Using the rule of 72, you can estimate how long it will take to double your money at a fixed annual interest rate. With an average rate of return and a current balance, you can determine how long it will take for your investments to double.
It is a valuable tool for both retirement planning and long-term financial planning. In addition to using a more in-depth projection method at some point, the rule of 72 serves as a great starting point.
How does Rule 72 work, and what is its purpose?
The rule of 72 estimates how long it will take to double your money at a certain rate of return. Divide 72 by 4 to find how many years it will take for your money to double, for example, if your account earns 4 percent.
In what way does the rule of 72 help?
The rule of 72 is a useful formula that is widely used for estimating the amount of time it will take for an investment to double at a given rate of return in 72 years. Alternatively, it can calculate the compounded annual rate of return on investment based on how long it will take to double the investment.
In five years, how can I double my money?

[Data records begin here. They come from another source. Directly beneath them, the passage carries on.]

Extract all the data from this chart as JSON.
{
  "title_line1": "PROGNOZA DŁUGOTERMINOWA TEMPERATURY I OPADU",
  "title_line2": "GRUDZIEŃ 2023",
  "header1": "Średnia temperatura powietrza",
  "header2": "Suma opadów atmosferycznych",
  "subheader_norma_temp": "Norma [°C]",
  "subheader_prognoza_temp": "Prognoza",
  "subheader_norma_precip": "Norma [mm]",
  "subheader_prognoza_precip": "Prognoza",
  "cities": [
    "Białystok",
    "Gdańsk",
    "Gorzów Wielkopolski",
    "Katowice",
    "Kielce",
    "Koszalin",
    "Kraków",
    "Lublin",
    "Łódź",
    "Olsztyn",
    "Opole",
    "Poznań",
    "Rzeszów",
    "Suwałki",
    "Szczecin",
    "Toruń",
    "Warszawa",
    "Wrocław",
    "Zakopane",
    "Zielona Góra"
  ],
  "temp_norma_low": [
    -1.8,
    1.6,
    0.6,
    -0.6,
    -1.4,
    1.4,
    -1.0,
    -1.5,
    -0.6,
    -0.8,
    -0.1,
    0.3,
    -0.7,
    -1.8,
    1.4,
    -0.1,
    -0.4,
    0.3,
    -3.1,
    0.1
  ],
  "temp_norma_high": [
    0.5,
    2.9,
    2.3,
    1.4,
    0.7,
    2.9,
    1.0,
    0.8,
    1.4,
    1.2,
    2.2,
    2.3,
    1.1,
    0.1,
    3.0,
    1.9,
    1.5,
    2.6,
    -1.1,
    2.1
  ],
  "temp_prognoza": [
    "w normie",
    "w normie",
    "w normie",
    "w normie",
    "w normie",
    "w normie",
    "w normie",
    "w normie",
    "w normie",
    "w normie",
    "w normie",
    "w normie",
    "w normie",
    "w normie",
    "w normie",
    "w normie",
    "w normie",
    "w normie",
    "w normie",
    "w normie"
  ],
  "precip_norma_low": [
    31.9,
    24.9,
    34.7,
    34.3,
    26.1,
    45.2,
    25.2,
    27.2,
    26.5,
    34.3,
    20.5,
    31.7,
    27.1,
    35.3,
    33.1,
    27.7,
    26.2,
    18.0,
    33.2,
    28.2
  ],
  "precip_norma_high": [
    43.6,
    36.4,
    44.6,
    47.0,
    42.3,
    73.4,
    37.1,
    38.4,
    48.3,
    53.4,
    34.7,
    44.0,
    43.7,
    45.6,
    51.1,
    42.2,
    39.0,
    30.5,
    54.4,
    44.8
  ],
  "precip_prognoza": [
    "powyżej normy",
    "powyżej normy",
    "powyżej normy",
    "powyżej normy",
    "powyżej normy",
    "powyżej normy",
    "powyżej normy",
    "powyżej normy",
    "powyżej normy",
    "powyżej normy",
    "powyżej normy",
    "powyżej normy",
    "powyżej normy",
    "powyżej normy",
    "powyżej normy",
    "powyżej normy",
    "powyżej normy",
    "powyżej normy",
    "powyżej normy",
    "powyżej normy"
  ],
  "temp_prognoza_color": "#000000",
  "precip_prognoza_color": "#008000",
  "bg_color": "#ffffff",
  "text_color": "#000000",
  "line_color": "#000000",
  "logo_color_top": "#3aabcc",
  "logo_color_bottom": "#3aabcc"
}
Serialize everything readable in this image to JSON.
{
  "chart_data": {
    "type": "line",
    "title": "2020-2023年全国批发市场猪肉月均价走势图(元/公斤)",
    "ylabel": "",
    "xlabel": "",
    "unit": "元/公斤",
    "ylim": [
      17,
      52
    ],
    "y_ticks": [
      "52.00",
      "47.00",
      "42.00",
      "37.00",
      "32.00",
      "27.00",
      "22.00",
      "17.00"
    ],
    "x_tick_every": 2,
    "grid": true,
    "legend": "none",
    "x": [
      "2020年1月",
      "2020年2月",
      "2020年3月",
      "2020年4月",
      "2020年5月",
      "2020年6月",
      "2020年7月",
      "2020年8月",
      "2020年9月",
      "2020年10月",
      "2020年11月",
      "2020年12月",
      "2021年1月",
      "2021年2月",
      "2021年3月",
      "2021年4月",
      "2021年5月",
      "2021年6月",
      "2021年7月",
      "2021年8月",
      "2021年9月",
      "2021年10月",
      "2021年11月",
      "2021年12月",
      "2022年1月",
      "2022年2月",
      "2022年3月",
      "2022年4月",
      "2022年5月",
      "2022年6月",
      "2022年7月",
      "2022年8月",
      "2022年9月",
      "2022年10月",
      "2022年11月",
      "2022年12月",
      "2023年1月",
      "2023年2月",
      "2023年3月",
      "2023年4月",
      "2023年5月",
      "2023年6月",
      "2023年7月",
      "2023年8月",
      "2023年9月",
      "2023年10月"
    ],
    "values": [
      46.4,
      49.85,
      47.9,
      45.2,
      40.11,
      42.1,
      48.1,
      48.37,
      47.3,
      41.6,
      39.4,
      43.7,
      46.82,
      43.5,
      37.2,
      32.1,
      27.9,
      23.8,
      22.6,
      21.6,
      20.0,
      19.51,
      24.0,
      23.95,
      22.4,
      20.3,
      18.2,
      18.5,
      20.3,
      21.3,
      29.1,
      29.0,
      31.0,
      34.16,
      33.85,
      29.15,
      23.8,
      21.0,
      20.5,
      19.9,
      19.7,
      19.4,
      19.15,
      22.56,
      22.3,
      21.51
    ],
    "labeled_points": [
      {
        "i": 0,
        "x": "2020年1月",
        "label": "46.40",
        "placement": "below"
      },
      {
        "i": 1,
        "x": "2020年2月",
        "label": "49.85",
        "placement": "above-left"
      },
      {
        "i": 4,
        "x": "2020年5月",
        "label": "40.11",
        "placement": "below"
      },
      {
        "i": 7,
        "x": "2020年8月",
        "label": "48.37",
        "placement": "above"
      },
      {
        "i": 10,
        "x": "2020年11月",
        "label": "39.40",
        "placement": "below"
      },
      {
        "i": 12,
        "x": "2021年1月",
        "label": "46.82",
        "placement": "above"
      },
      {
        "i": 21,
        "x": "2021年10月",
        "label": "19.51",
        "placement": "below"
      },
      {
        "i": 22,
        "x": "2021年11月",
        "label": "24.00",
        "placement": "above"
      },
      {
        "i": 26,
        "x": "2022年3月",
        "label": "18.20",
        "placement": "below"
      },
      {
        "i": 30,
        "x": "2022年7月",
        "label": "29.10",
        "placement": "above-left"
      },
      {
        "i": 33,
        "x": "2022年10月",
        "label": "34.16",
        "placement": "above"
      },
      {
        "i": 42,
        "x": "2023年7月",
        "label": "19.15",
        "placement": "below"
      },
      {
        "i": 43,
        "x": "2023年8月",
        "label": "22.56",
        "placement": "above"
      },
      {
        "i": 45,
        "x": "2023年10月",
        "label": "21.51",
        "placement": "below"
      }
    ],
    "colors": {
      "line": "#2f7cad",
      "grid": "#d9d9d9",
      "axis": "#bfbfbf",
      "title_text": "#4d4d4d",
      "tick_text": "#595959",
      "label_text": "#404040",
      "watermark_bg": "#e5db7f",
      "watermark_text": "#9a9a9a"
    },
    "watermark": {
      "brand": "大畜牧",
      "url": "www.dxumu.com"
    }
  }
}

If you want to work backward from your target date, you can reverse the rule of 72. Divide 72 by five to double your money in five years. It would take approximately 14.4 years for your money to double at 5% per year, based on the rule of 72.
How does the 50-30-20 budget rule work?
As part of her book All Your Worth: The Ultimate Lifetime Money Plan, Senator Elizabeth Warren popularized the so-called “50/20/30 budget rule” (sometimes referred to as the “50-30-20 rule”). In general, after-tax income is allocated by spending it on needs, wants, and savings: 50% on needs, 30% on wants, and 20% on savings.